La Pizzeria Yoghi come simbolo di una città che non vuole arretrare davanti alla violenza. Confcommercio Reggio e Fipe affidano al cordoglio e ad un appello alla "sicurezza condivisa" il loro intervento dopo il delitto, chiedendo un freno alle speculazioni. "Tutti i nostri dipendenti, il personale e gli associati abbracciano i familiari e gli amici di Raffaele Stipa – afferma la presidente Monica Soncini (foto) – Quanto è avvenuto ci lascia sgomenti. È stato inferto un dolore immenso alla nostra città". Ma il messaggio riguarda anche il ruolo delle attività: "Ogni negozio, ogni pubblico esercizio rappresenta una luce accesa contro il degrado e la criminalità". Sulla stessa linea Elisa Azzolini, presidente Fipe, che parla di pubblici esercizi come "luoghi di incontro, socialità e presidio del territorio" con un fondamentale ruolo sociale. "Ogni imprenditore e ogni lavoratore che ogni giorno tiene aperta un’attività contribuisce alla sicurezza e alla vitalità delle città, spesso affrontando situazioni complesse".

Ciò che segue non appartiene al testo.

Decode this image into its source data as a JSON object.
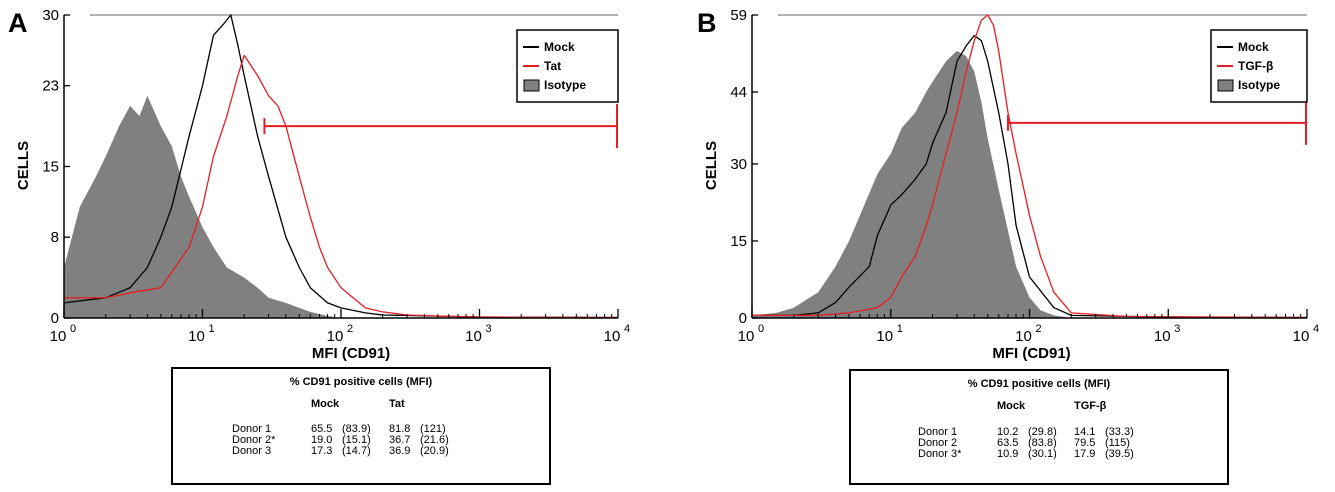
{
  "chart_data": [
    {
      "type": "histogram",
      "panel_label": "A",
      "xlabel": "MFI (CD91)",
      "ylabel": "CELLS",
      "x_scale": "log",
      "xlim": [
        1,
        10000
      ],
      "ylim": [
        0,
        30
      ],
      "x_tick_labels": [
        "10",
        "10",
        "10",
        "10",
        "10"
      ],
      "x_tick_exponents": [
        "0",
        "1",
        "2",
        "3",
        "4"
      ],
      "y_tick_labels": [
        "0",
        "8",
        "15",
        "23",
        "30"
      ],
      "legend": [
        {
          "name": "Mock",
          "color": "#000000",
          "style": "line"
        },
        {
          "name": "Tat",
          "color": "#e31e24",
          "style": "line"
        },
        {
          "name": "Isotype",
          "color": "#808080",
          "style": "filled"
        }
      ],
      "legend_position": "top-right",
      "marker_gate": {
        "x_start": 28,
        "x_end": 10000,
        "y": 19
      },
      "series": [
        {
          "name": "Isotype",
          "x": [
            1,
            1.3,
            1.7,
            2,
            2.5,
            3,
            3.5,
            4,
            5,
            6,
            7,
            8,
            10,
            12,
            15,
            20,
            25,
            30,
            40,
            50,
            60,
            70,
            80,
            100
          ],
          "y": [
            5,
            11,
            14,
            16,
            19,
            21,
            20,
            22,
            19,
            17,
            14,
            12,
            9,
            7,
            5,
            4,
            3,
            2,
            1.5,
            1,
            0.6,
            0.4,
            0.2,
            0
          ]
        },
        {
          "name": "Mock",
          "x": [
            1,
            1.5,
            2,
            3,
            4,
            5,
            6,
            8,
            10,
            12,
            14,
            16,
            18,
            20,
            25,
            30,
            40,
            50,
            60,
            80,
            100,
            150,
            200,
            1000,
            10000
          ],
          "y": [
            1.5,
            1.8,
            2,
            3,
            5,
            8,
            11,
            18,
            23,
            28,
            29,
            30,
            27,
            24,
            18,
            14,
            8,
            5,
            3,
            1.5,
            1,
            0.5,
            0.3,
            0.1,
            0.05
          ]
        },
        {
          "name": "Tat",
          "x": [
            1,
            2,
            3,
            5,
            8,
            10,
            12,
            15,
            18,
            20,
            25,
            30,
            35,
            40,
            50,
            60,
            70,
            80,
            100,
            150,
            200,
            300,
            500,
            1000,
            10000
          ],
          "y": [
            2,
            2,
            2.5,
            3,
            7,
            11,
            16,
            20,
            24,
            26,
            24,
            22,
            21,
            19,
            14,
            10,
            7,
            5,
            3,
            1,
            0.6,
            0.3,
            0.2,
            0.1,
            0.05
          ]
        }
      ],
      "table": {
        "title": "% CD91 positive cells (MFI)",
        "columns": [
          "Mock",
          "Tat"
        ],
        "rows": [
          {
            "label": "Donor 1",
            "v1": "65.5",
            "m1": "(83.9)",
            "v2": "81.8",
            "m2": "(121)"
          },
          {
            "label": "Donor 2*",
            "v1": "19.0",
            "m1": "(15.1)",
            "v2": "36.7",
            "m2": "(21.6)"
          },
          {
            "label": "Donor 3",
            "v1": "17.3",
            "m1": "(14.7)",
            "v2": "36.9",
            "m2": "(20.9)"
          }
        ]
      }
    },
    {
      "type": "histogram",
      "panel_label": "B",
      "xlabel": "MFI (CD91)",
      "ylabel": "CELLS",
      "x_scale": "log",
      "xlim": [
        1,
        10000
      ],
      "ylim": [
        0,
        59
      ],
      "x_tick_labels": [
        "10",
        "10",
        "10",
        "10",
        "10"
      ],
      "x_tick_exponents": [
        "0",
        "1",
        "2",
        "3",
        "4"
      ],
      "y_tick_labels": [
        "0",
        "15",
        "30",
        "44",
        "59"
      ],
      "legend": [
        {
          "name": "Mock",
          "color": "#000000",
          "style": "line"
        },
        {
          "name": "TGF-β",
          "color": "#e31e24",
          "style": "line"
        },
        {
          "name": "Isotype",
          "color": "#808080",
          "style": "filled"
        }
      ],
      "legend_position": "top-right",
      "marker_gate": {
        "x_start": 70,
        "x_end": 10000,
        "y": 38
      },
      "series": [
        {
          "name": "Isotype",
          "x": [
            1,
            1.5,
            2,
            3,
            4,
            5,
            6,
            8,
            10,
            12,
            15,
            18,
            20,
            25,
            30,
            35,
            40,
            45,
            50,
            60,
            70,
            80,
            100,
            120,
            150,
            200
          ],
          "y": [
            0.5,
            1,
            2,
            5,
            10,
            15,
            20,
            28,
            32,
            37,
            40,
            44,
            46,
            50,
            52,
            51,
            48,
            42,
            35,
            25,
            17,
            10,
            4,
            1.5,
            0.5,
            0
          ]
        },
        {
          "name": "Mock",
          "x": [
            1,
            2,
            3,
            4,
            5,
            7,
            8,
            10,
            12,
            15,
            18,
            20,
            25,
            30,
            35,
            40,
            45,
            50,
            60,
            70,
            80,
            100,
            150,
            200,
            1000,
            10000
          ],
          "y": [
            0.5,
            0.5,
            1,
            3,
            6,
            10,
            16,
            22,
            24,
            27,
            30,
            34,
            40,
            50,
            53,
            55,
            54,
            50,
            40,
            30,
            18,
            8,
            2,
            0.5,
            0.2,
            0.1
          ]
        },
        {
          "name": "TGF-β",
          "x": [
            1,
            3,
            5,
            8,
            10,
            12,
            15,
            18,
            20,
            25,
            30,
            35,
            40,
            45,
            50,
            55,
            60,
            70,
            80,
            100,
            120,
            150,
            200,
            500,
            10000
          ],
          "y": [
            0.5,
            0.5,
            1,
            2,
            4,
            8,
            12,
            18,
            22,
            32,
            40,
            48,
            54,
            58,
            59,
            57,
            52,
            40,
            32,
            20,
            12,
            5,
            1,
            0.3,
            0.1
          ]
        }
      ],
      "table": {
        "title": "% CD91 positive cells (MFI)",
        "columns": [
          "Mock",
          "TGF-β"
        ],
        "rows": [
          {
            "label": "Donor 1",
            "v1": "10.2",
            "m1": "(29.8)",
            "v2": "14.1",
            "m2": "(33.3)"
          },
          {
            "label": "Donor 2",
            "v1": "63.5",
            "m1": "(83.8)",
            "v2": "79.5",
            "m2": "(115)"
          },
          {
            "label": "Donor 3*",
            "v1": "10.9",
            "m1": "(30.1)",
            "v2": "17.9",
            "m2": "(39.5)"
          }
        ]
      }
    }
  ]
}
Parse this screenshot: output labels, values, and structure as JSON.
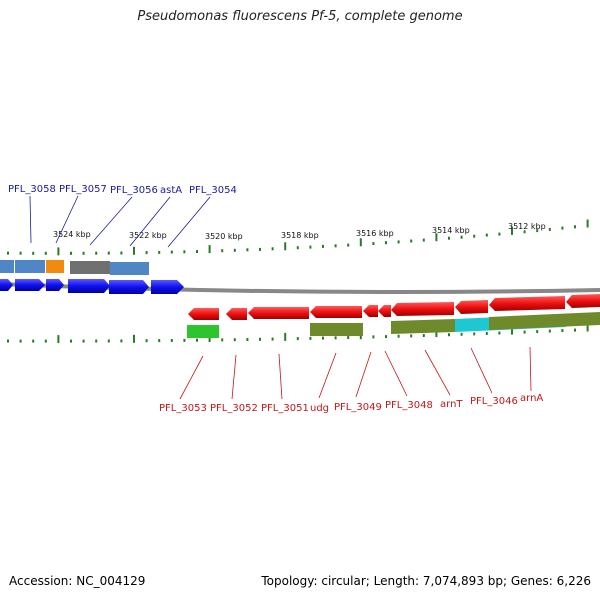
{
  "title": "Pseudomonas fluorescens Pf-5, complete genome",
  "footer": {
    "accession": "Accession: NC_004129",
    "topology": "Topology: circular; Length: 7,074,893 bp; Genes: 6,226"
  },
  "colors": {
    "forward_cds": "#1010ee",
    "reverse_cds": "#ee1010",
    "gc_blue": "#4f86c6",
    "gc_orange": "#f08a10",
    "gc_gray": "#707070",
    "gc_olive": "#6e8a2a",
    "gc_green": "#2ec42e",
    "gc_cyan": "#1ec8d2",
    "ticks": "#2a7a2a",
    "backbone": "#888888",
    "top_labels": "#1a1aa0",
    "bottom_labels": "#c21818"
  },
  "kbp_ticks": [
    "3524 kbp",
    "3522 kbp",
    "3520 kbp",
    "3518 kbp",
    "3516 kbp",
    "3514 kbp",
    "3512 kbp"
  ],
  "top_gene_labels": [
    "PFL_3058",
    "PFL_3057",
    "PFL_3056",
    "astA",
    "PFL_3054"
  ],
  "bottom_gene_labels": [
    "PFL_3053",
    "PFL_3052",
    "PFL_3051",
    "udg",
    "PFL_3049",
    "PFL_3048",
    "arnT",
    "PFL_3046",
    "arnA"
  ]
}
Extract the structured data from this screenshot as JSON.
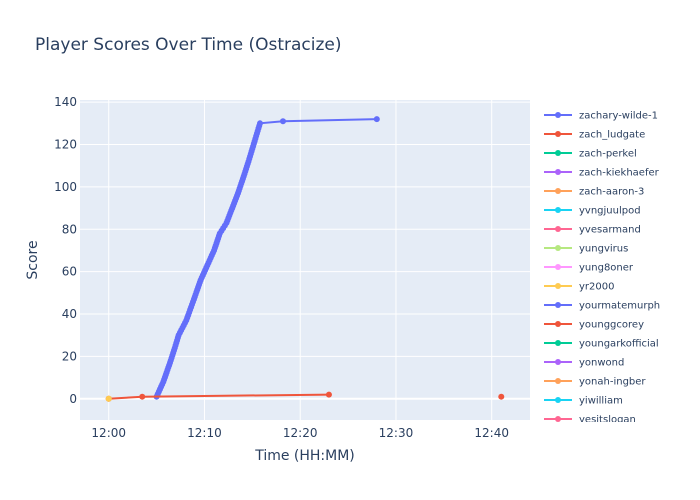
{
  "chart_data": {
    "type": "line",
    "title": "Player Scores Over Time (Ostracize)",
    "xlabel": "Time (HH:MM)",
    "ylabel": "Score",
    "x_unit": "minutes after 12:00",
    "xlim": [
      -3,
      44
    ],
    "ylim": [
      -10,
      141
    ],
    "x_ticks": [
      {
        "value": 0,
        "label": "12:00"
      },
      {
        "value": 10,
        "label": "12:10"
      },
      {
        "value": 20,
        "label": "12:20"
      },
      {
        "value": 30,
        "label": "12:30"
      },
      {
        "value": 40,
        "label": "12:40"
      }
    ],
    "y_ticks": [
      0,
      20,
      40,
      60,
      80,
      100,
      120,
      140
    ],
    "grid": true,
    "legend_position": "right",
    "series": [
      {
        "name": "zachary-wilde-1",
        "color": "#636efa",
        "mode": "lines+markers",
        "x": [
          5.0,
          5.7,
          6.4,
          6.9,
          7.3,
          8.1,
          8.9,
          9.6,
          10.3,
          11.0,
          11.6,
          12.3,
          12.9,
          13.5,
          14.1,
          14.6,
          15.0,
          15.4,
          15.8,
          18.2,
          28.0
        ],
        "y": [
          1,
          8,
          17,
          24,
          30,
          37,
          47,
          56,
          63,
          70,
          78,
          83,
          90,
          97,
          105,
          112,
          118,
          124,
          130,
          131,
          132
        ]
      },
      {
        "name": "zach_ludgate",
        "color": "#ef553b",
        "mode": "lines+markers",
        "x": [
          0.0,
          3.5,
          23.0
        ],
        "y": [
          0,
          1,
          2
        ]
      },
      {
        "name": "zach-perkel",
        "color": "#00cc96",
        "mode": "lines+markers",
        "x": [],
        "y": []
      },
      {
        "name": "zach-kiekhaefer",
        "color": "#ab63fa",
        "mode": "lines+markers",
        "x": [],
        "y": []
      },
      {
        "name": "zach-aaron-3",
        "color": "#ffa15a",
        "mode": "lines+markers",
        "x": [
          0.0
        ],
        "y": [
          0
        ]
      },
      {
        "name": "yvngjuulpod",
        "color": "#19d3f3",
        "mode": "lines+markers",
        "x": [],
        "y": []
      },
      {
        "name": "yvesarmand",
        "color": "#ff6692",
        "mode": "lines+markers",
        "x": [],
        "y": []
      },
      {
        "name": "yungvirus",
        "color": "#b6e880",
        "mode": "lines+markers",
        "x": [],
        "y": []
      },
      {
        "name": "yung8oner",
        "color": "#ff97ff",
        "mode": "lines+markers",
        "x": [],
        "y": []
      },
      {
        "name": "yr2000",
        "color": "#fecb52",
        "mode": "lines+markers",
        "x": [
          0.0
        ],
        "y": [
          0
        ]
      },
      {
        "name": "yourmatemurph",
        "color": "#636efa",
        "mode": "lines+markers",
        "x": [],
        "y": []
      },
      {
        "name": "younggcorey",
        "color": "#ef553b",
        "mode": "lines+markers",
        "x": [
          41.0
        ],
        "y": [
          1
        ]
      },
      {
        "name": "youngarkofficial",
        "color": "#00cc96",
        "mode": "lines+markers",
        "x": [],
        "y": []
      },
      {
        "name": "yonwond",
        "color": "#ab63fa",
        "mode": "lines+markers",
        "x": [],
        "y": []
      },
      {
        "name": "yonah-ingber",
        "color": "#ffa15a",
        "mode": "lines+markers",
        "x": [],
        "y": []
      },
      {
        "name": "yiwilliam",
        "color": "#19d3f3",
        "mode": "lines+markers",
        "x": [],
        "y": []
      },
      {
        "name": "yesitslogan",
        "color": "#ff6692",
        "mode": "lines+markers",
        "x": [],
        "y": []
      }
    ]
  }
}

Da qui la vicinanza "a tutti gli imprenditori e lavoratori di pubblici esercizi" che "possono sentirsi più esposti e vulnerabili. Non siete soli".
Confcommercio ribadisce la fiducia nelle forze dell’ordine e chiede "una presenza costante e un dialogo sempre più stretto" con gli esercenti: "Promuoviamo la sicurezza, tutti insieme, nel nome di Raffaele: allontaniamo la delinquenza a colpi di legalità, di coesione e di spirito di comunità".